The output of this script will be written to a monitoring.log file that will be available in the call gcs bucket when the call completes. This feature is meant to run a script in the background during long-running processes. It's possible that if the task is very short that the log file does not flush before de-localization happens and you will end up with a zero byte file.

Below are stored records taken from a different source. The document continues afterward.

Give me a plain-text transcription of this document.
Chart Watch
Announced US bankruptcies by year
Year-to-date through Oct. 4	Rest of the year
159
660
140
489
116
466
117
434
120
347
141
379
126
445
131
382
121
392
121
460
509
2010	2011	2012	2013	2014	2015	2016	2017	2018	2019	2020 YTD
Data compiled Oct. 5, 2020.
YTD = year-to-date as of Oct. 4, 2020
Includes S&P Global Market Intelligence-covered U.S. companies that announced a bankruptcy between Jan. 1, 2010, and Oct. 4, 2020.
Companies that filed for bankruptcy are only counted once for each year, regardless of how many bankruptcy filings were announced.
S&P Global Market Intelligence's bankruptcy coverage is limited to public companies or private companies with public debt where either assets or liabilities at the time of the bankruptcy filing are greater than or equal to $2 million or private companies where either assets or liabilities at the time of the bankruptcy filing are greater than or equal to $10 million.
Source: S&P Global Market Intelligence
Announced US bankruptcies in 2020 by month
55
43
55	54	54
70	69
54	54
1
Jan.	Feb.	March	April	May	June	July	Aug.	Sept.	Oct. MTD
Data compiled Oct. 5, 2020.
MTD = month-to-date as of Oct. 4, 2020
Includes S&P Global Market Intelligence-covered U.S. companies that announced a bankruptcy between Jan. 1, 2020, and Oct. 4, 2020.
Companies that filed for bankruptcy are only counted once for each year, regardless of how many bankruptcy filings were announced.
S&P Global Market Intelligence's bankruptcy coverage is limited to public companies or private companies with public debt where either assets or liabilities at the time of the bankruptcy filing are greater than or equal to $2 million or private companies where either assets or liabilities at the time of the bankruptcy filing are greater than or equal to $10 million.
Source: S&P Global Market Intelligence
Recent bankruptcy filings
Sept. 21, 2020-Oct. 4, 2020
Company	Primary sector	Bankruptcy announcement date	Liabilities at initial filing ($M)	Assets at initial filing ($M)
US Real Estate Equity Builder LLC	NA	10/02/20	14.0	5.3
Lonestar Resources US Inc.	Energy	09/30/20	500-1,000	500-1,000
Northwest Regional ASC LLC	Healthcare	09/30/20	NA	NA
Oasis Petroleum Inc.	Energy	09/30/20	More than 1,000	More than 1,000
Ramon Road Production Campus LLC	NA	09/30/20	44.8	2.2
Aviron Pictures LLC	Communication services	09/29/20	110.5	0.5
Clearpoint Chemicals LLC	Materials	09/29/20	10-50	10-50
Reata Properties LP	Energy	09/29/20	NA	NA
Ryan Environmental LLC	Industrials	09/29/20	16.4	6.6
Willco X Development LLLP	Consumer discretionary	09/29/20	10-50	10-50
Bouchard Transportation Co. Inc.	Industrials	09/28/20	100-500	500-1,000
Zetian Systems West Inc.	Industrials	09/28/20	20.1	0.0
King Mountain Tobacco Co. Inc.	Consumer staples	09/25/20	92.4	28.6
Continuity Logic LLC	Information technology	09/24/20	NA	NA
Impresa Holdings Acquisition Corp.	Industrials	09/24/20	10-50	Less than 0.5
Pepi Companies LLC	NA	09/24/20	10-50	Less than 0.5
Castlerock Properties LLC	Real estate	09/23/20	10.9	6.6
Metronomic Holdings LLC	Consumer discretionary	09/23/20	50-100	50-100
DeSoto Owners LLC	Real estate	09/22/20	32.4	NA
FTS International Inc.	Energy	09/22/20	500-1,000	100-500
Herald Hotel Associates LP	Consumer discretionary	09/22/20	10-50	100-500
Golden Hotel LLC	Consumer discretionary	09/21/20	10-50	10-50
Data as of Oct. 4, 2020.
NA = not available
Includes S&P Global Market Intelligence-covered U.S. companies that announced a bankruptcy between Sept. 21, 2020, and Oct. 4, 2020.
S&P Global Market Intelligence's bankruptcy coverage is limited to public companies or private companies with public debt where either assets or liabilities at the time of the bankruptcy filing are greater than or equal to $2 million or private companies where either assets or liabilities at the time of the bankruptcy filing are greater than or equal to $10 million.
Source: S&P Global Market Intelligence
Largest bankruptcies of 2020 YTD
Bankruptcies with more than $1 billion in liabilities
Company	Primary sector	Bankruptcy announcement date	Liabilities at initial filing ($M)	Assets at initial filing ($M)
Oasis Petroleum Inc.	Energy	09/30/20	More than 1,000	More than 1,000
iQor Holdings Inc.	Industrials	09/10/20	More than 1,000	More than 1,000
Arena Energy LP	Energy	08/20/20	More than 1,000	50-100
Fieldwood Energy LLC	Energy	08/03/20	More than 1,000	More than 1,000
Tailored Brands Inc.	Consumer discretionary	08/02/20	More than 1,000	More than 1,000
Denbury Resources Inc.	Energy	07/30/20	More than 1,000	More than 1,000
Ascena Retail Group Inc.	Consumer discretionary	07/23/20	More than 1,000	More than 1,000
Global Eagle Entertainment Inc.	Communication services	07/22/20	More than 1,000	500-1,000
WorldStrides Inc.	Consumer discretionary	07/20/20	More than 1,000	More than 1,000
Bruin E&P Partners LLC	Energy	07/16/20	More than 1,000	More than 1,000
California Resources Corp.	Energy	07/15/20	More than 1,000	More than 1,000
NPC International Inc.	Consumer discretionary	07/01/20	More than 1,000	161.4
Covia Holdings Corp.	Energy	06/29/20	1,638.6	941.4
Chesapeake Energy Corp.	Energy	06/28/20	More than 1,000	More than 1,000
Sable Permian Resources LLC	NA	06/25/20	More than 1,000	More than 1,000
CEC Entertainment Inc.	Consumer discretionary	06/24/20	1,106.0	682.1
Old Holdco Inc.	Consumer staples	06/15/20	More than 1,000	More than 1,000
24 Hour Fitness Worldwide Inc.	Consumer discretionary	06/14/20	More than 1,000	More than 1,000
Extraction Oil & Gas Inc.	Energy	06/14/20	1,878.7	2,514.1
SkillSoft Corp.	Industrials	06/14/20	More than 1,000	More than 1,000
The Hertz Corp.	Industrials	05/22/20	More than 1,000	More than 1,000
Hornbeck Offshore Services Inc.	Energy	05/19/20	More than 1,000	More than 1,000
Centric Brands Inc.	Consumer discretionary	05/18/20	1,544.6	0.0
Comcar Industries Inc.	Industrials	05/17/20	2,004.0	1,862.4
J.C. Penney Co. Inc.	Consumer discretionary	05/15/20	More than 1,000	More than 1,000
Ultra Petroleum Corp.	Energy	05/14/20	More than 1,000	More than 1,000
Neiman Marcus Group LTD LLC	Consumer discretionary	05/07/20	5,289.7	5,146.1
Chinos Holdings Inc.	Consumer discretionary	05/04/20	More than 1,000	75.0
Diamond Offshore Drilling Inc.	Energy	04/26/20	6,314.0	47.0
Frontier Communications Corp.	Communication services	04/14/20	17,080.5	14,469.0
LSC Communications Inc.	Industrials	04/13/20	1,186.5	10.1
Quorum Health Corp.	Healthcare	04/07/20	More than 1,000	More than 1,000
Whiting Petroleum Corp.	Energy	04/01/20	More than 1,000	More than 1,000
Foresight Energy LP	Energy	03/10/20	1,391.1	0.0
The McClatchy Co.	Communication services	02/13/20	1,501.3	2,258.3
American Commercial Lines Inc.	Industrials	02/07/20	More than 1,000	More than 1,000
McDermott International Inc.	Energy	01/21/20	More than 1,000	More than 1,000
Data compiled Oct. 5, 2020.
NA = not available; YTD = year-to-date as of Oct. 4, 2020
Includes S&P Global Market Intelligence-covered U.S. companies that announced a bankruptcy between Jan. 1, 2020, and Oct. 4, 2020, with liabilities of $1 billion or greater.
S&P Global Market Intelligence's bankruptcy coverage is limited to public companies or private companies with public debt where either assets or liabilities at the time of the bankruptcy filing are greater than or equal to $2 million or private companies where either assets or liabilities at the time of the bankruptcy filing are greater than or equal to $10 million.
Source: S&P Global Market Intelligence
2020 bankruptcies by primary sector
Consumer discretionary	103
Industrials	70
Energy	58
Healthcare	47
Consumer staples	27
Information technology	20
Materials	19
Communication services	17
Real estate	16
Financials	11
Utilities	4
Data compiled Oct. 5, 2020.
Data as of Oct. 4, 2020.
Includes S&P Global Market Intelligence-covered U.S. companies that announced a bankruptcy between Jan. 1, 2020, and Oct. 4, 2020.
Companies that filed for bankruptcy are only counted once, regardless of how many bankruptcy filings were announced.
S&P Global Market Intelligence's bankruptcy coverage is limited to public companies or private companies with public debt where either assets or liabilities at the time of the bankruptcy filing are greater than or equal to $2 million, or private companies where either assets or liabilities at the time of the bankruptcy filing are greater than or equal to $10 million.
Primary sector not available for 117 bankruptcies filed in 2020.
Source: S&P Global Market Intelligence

Google Cloud Storage Filesystem

On the Google Pipelines backend the GCS (Google Cloud Storage) filesystem is used for the root of the workflow execution. On the Local, SGE, and associated backends any GCS URI will be downloaded locally. For the Google backend the jes_gcs_root Workflow Option will take precedence over the root specified at backend.providers.JES.config.root in the configuration file. Google Cloud Storage URIs are the only acceptable values for File inputs for workflows using the Google backend.

Google Labels

Every call run on the Pipelines API backend is given certain labels by default, so that Google resources can be queried by these labels later. The current default label set automatically applied is:

Key Value Example Notes
cromwell-workflow-id The Cromwell ID given to the root workflow (i.e. the ID returned by Cromwell on submission) cromwell-d4b412c5-bf3d-4169-91b0-1b635ce47a26 To fit the required format, we prefix with 'cromwell-'
cromwell-sub-workflow-name The name of this job's sub-workflow my-sub-workflow Only present if the task is called in a subworkflow.
wdl-task-name The name of the WDL task my-task
wdl-call-alias The alias of the WDL call that created this job my-task-1 Only present if the task was called with an alias.

Any custom labels provided upon workflow submission are also applied to Google resources by the Pipelines API.